Matlock landed his first post in Moscow in 1961, during which time he reported on Khrushchev's de-Stalinization policy and the Cuban Missile Crisis. As special assistant to the president for national security affairs, and senior director for European and Soviet affairs on the National Security Council Staff, from 1983 until 1986, Matlock was instrumental in preparing President Ronald Reagan for negotiations with Gorbachev, including the historic summits in Geneva and Reykjavik.

In 1987, Reagan appointed Matlock U.S. Ambassador to the Soviet Union and, in 1989, the newly inaugurated President Bush asked Matlock to remain at his post. Matlock enjoyed a good personal and professional relationship with both presidents and was able to work effectively with both, despite their widely different leadership styles.

"Reagan was more the charismatic leader who really didn't focus on the details and didn't know them well," Matlock observed. "Whereas Bush knew the details very well-was every bit a foreign policy specialist-but was more a manager than a leader in personality."

Matlock described how he used the Soviet media to personalize his ambassadorship for the Soviet people and establish a genuine rapport with them. In so doing, Matlock hoped to dispel any Soviet misperceptions of the United States and its motives.

"[The Soviet people] didn't want to discuss how many warheads there should be or the next START agreement," he said. "What they wanted to discuss was, 'How did you get interested in Russia?' 'How is it you speak Russian?' 'What do you think of our writers?' 'What's your favorite 19th century writer?'.... The idea was that this is something you can't fake. I knew that I was interested in the country and, in many ways, loved the country-and I could show that.... I thought I could help the process by undermining the old propaganda that we are a threat. In public affairs, that was my main thrust."

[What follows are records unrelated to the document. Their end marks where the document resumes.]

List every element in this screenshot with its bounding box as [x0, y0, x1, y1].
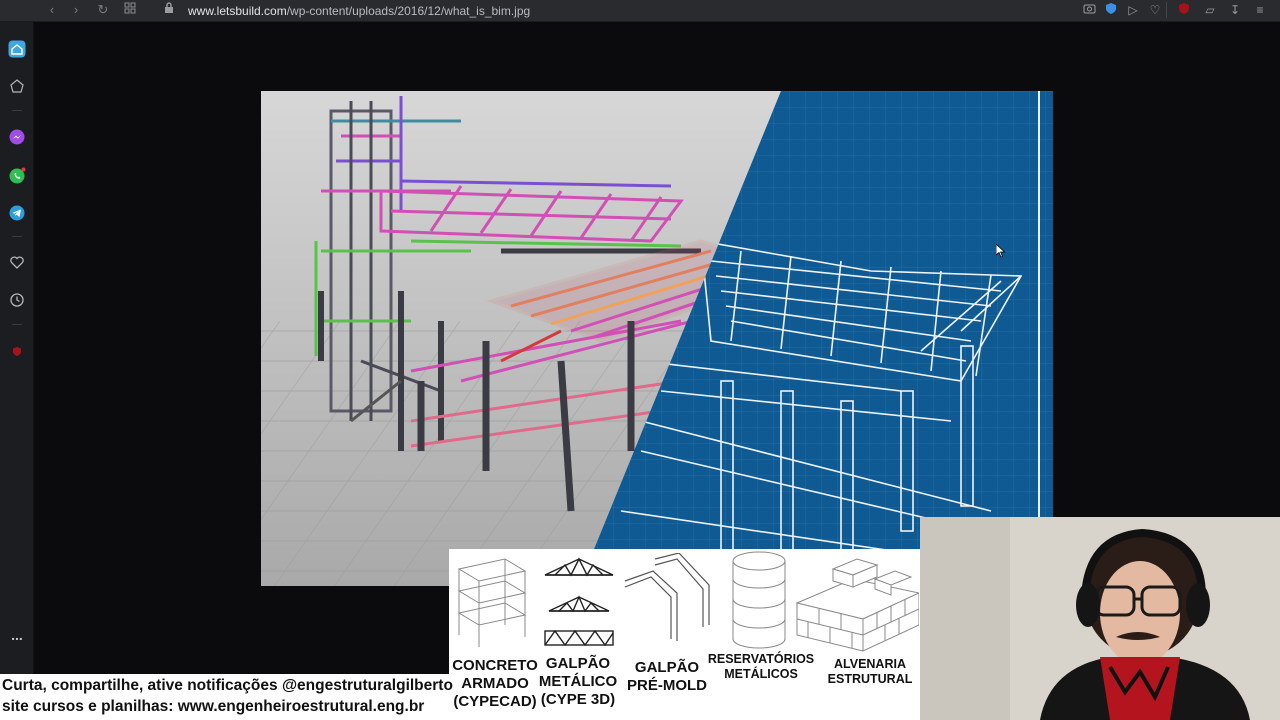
type-line: ALVENARIA: [834, 657, 906, 671]
lock-icon: [161, 2, 177, 18]
type-line: ESTRUTURAL: [827, 672, 913, 686]
type-line: GALPÃO: [634, 659, 700, 676]
send-icon[interactable]: ▷: [1125, 2, 1141, 18]
type-line: CONCRETO: [452, 657, 538, 674]
shield-icon[interactable]: [1103, 2, 1119, 18]
type-line: PRÉ-MOLD: [627, 677, 707, 694]
address-bar: ‹ › ↻ www.letsbuild.com/wp-content/uploa…: [0, 0, 1280, 22]
star-icon[interactable]: [8, 77, 26, 95]
heart-icon[interactable]: ♡: [1147, 2, 1163, 18]
sidebar-divider: [12, 110, 22, 111]
sidebar-divider: [12, 324, 22, 325]
caption-line-1: Curta, compartilhe, ative notificações @…: [2, 677, 453, 694]
url-field[interactable]: www.letsbuild.com/wp-content/uploads/201…: [188, 3, 530, 19]
type-line: METÁLICOS: [724, 667, 798, 681]
type-label-concrete: CONCRETO ARMADO (CYPECAD): [451, 657, 539, 711]
type-line: RESERVATÓRIOS: [707, 652, 815, 666]
heart-icon[interactable]: [8, 253, 26, 271]
menu-icon[interactable]: ≡: [1252, 2, 1268, 18]
type-line: (CYPECAD): [453, 693, 537, 710]
tank-icon: [732, 551, 786, 649]
tabs-grid-icon[interactable]: [122, 2, 138, 18]
bim-illustration[interactable]: [261, 91, 1053, 586]
forward-icon[interactable]: ›: [68, 2, 84, 18]
url-domain: www.letsbuild.com: [188, 4, 287, 18]
screen: ‹ › ↻ www.letsbuild.com/wp-content/uploa…: [0, 0, 1280, 720]
concrete-frame-icon: [457, 558, 527, 647]
whatsapp-icon[interactable]: [8, 166, 26, 184]
home-icon[interactable]: [8, 40, 26, 58]
type-label-steel-shed: GALPÃO METÁLICO (CYPE 3D): [537, 655, 619, 709]
precast-icon: [624, 553, 710, 641]
cube-icon[interactable]: ▱: [1202, 2, 1218, 18]
telegram-icon[interactable]: [8, 204, 26, 222]
more-icon[interactable]: ...: [8, 626, 26, 644]
ublock-icon[interactable]: [8, 342, 26, 360]
camera-icon[interactable]: [1081, 2, 1097, 18]
type-line: (CYPE 3D): [540, 691, 616, 708]
presenter-video: [920, 517, 1280, 720]
type-label-precast-shed: GALPÃO PRÉ-MOLD: [623, 659, 711, 695]
masonry-icon: [795, 558, 919, 652]
history-icon[interactable]: [8, 291, 26, 309]
bim-structure-render: [261, 91, 1053, 586]
structure-types-panel: CONCRETO ARMADO (CYPECAD) GALPÃO METÁLIC…: [449, 549, 920, 720]
ublock-icon[interactable]: [1176, 2, 1192, 18]
toolbar-divider: [1166, 2, 1167, 18]
type-line: METÁLICO: [538, 673, 618, 690]
video-caption: Curta, compartilhe, ative notificações @…: [0, 674, 453, 720]
reload-icon[interactable]: ↻: [95, 2, 111, 18]
mouse-cursor-icon: [996, 244, 1006, 258]
sidebar: ...: [0, 22, 34, 720]
caption-line-2: site cursos e planilhas: www.engenheiroe…: [2, 698, 425, 715]
back-icon[interactable]: ‹: [44, 2, 60, 18]
type-label-masonry: ALVENARIA ESTRUTURAL: [821, 657, 919, 687]
messenger-icon[interactable]: [8, 128, 26, 146]
webcam-overlay: [920, 517, 1280, 720]
type-label-tanks: RESERVATÓRIOS METÁLICOS: [705, 652, 817, 682]
steel-truss-icon: [544, 557, 614, 647]
sidebar-divider: [12, 236, 22, 237]
type-line: GALPÃO: [545, 655, 611, 672]
url-path: /wp-content/uploads/2016/12/what_is_bim.…: [286, 4, 531, 18]
type-line: ARMADO: [461, 675, 529, 692]
download-icon[interactable]: ↧: [1227, 2, 1243, 18]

Matlock insists that communism in Russia is dead and, therefore, should no longer be viewed as a threat to the United States. Matlock believes that a U.S. partnership with Russia is vital for both nations to achieve their policy goals and for compelling geopolitical reasons, such as the peace processes in the Middle East and the former Yugoslavia.

"The political and economic power are no longer concentrated in one point [in Russia], which was the problem with the Communist leadership," Matlock concluded in his speech. "Nothing is inevitable. Russia is not destined to be an imperial power again, regardless of what the Kissingers and Brzezinskis say. I hope we will not be too distracted with the ghosts of the past and will be able to look at the future clearly."